理解《Attention Is All You Need》

摘要

摘要和概念解析

The dominant sequence transduction models are based on complex recurrent or convolutional neural networks that include an encoder and a decoder. The best performing models also connect the encoder and decoder through an attention mechanism. We propose a new simple network architecture, the Transformer, based solely on attention mechanisms, dispensing with recurrence and convolutions entirely.

在论文提出时，在翻译领域已经有很多序列模型存在了, 例如Seq2Seq。sequence transduction 在这里指的是序列转换任务，也就是把一个输入序列（例如英语）转换成另一个输出序列（例如中文）的任务。机器翻译、语音识别都算此类任务。这些模型基本上都包含encoder和decoder。同时注意力机制也已经被一些模型使用了。本文提出的Transformer模型仅基于注意力机制，不使用循环和卷积。

背景

Recurrent models typically factor computation along the symbol positions of the input and output sequences.
...
This inherently sequential nature precludes parallelization within training examples, which becomes critical at longer sequence lengths, as memory constraints limit batching across examples.

现在很多循环神经网络模型的计算都是基于输入和输出序列的符号位置。这样的问题是使并行计算很受限，因为必须先计算前一个位置，然后才能才能计算后一个位置。对于长序列来说，在内存有限制时，同一批次样本数量还会更少，限制更甚。

...
all of which use convolutional neural networks as basic building block, computing hidden representations in parallel for all input and output positions.
...
In the Transformer this is reduced to a constant number of operations, albeit at the cost of reduced effective resolution due to averaging attention-weighted positions, an effect we counteract with Multi-Head Attention as described in section 3.2.
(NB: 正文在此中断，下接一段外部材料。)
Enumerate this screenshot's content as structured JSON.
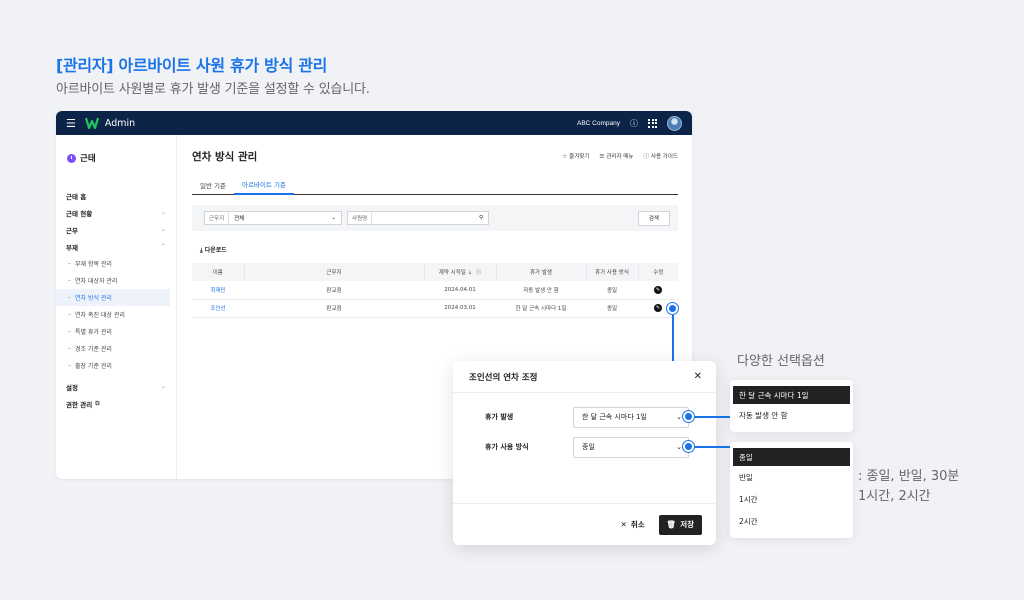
{
  "hero": {
    "title": "[관리자] 아르바이트 사원 휴가 방식 관리",
    "subtitle": "아르바이트 사원별로 휴가 발생 기준을 설정할 수 있습니다."
  },
  "topbar": {
    "app_name": "Admin",
    "company": "ABC Company",
    "help": "?"
  },
  "sidebar": {
    "title": "근태",
    "items": [
      {
        "label": "근태 홈"
      },
      {
        "label": "근태 현황",
        "chev": "⌄"
      },
      {
        "label": "근무",
        "chev": "⌄"
      },
      {
        "label": "부재",
        "chev": "⌃"
      }
    ],
    "subitems": [
      {
        "label": "부재 항목 관리"
      },
      {
        "label": "연차 대상자 관리"
      },
      {
        "label": "연차 방식 관리"
      },
      {
        "label": "연차 촉진 대상 관리"
      },
      {
        "label": "특별 휴가 관리"
      },
      {
        "label": "경조 기준 관리"
      },
      {
        "label": "출장 기준 관리"
      }
    ],
    "bottom": [
      {
        "label": "설정",
        "chev": "⌄"
      },
      {
        "label": "권한 관리"
      }
    ]
  },
  "main": {
    "title": "연차 방식 관리",
    "actions": [
      "즐겨찾기",
      "관리자 메뉴",
      "사용 가이드"
    ],
    "tabs": [
      "일반 기준",
      "아르바이트 기준"
    ],
    "filter": {
      "workplace_label": "근무지",
      "workplace_value": "전체",
      "employee_label": "사원명",
      "search_label": "검색"
    },
    "download": "다운로드",
    "table": {
      "headers": [
        "이름",
        "근무지",
        "계약 시작일",
        "휴가 발생",
        "휴가 사용 방식",
        "수정"
      ],
      "rows": [
        {
          "name": "최재민",
          "workplace": "판교점",
          "start": "2024.04.01",
          "leave": "자동 발생 안 함",
          "usage": "종일"
        },
        {
          "name": "조인선",
          "workplace": "판교점",
          "start": "2024.03.01",
          "leave": "한 달 근속 시마다 1일",
          "usage": "종일"
        }
      ]
    }
  },
  "modal": {
    "title": "조인선의 연차 조정",
    "leave_label": "휴가 발생",
    "leave_value": "한 달 근속 시마다 1일",
    "usage_label": "휴가 사용 방식",
    "usage_value": "종일",
    "cancel": "취소",
    "save": "저장"
  },
  "options": {
    "label": "다양한 선택옵션",
    "leave_options": [
      "한 달 근속 시마다 1일",
      "자동 발생 안 함"
    ],
    "usage_options": [
      "종일",
      "반일",
      "1시간",
      "2시간"
    ],
    "note_line1": ": 종일, 반일, 30분",
    "note_line2": "1시간, 2시간"
  },
  "colors": {
    "accent": "#1a73e8",
    "topbar": "#0b2447",
    "purple": "#7c4dff"
  }
}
卷积神经网络是一种解决顺序性的手段，可以并行计算所有输入输出位置的隐含表示，但是问题是计算量会随任意输入输出的距离而增长。例如ConvS2S是线性增长，ByteNet是指数增长。这对处理长文本很不友好，因为卷积无法学到卷积核范围外的关系。但是卷积核的好处是每种卷积核可以独立运行，并行计算，输出多种特征。
Transformer通过注意力机制做到了距离无关，提升了效率，但是有效分辨率被降低。作者参考了卷积神经网络里的多通道设计，发明了多头注意力机制，让不同的注意力可以学习不同特征，改善了分辨率问题。

核心思想

模型架构

Encoder: The encoder is composed of a stack of N = 6 identical layers. Each layer has two sub-layers. The first is a multi-head self-attention mechanism, and the second is a simple, positionwise fully connected feed-forward network. We employ a residual connection around each of the two sub-layers, followed by layer normalization. That is, the output of each sub-layer is LayerNorm(x + Sublayer(x)), where Sublayer(x) is the function implemented by the sub-layer itself. To facilitate these residual connections, all sub-layers in the model, as well as the embedding layers, produce outputs of dimension $d_{m o d e l} = 512$ .
Decoder: The decoder is also composed of a stack of N = 6 identical layers. In addition to the two sub-layers in each encoder layer, the decoder inserts a third sub-layer, which performs multi-head attention over the output of the encoder stack. Similar to the encoder, we employ residual connections around each of the sub-layers, followed by layer normalization. We also modify the self-attention sub-layer in the decoder stack to prevent positions from attending to subsequent positions. This masking, combined with fact that the output embeddings are offset by one position, ensures that the predictions for position i can depend only on the known outputs at positions less than i.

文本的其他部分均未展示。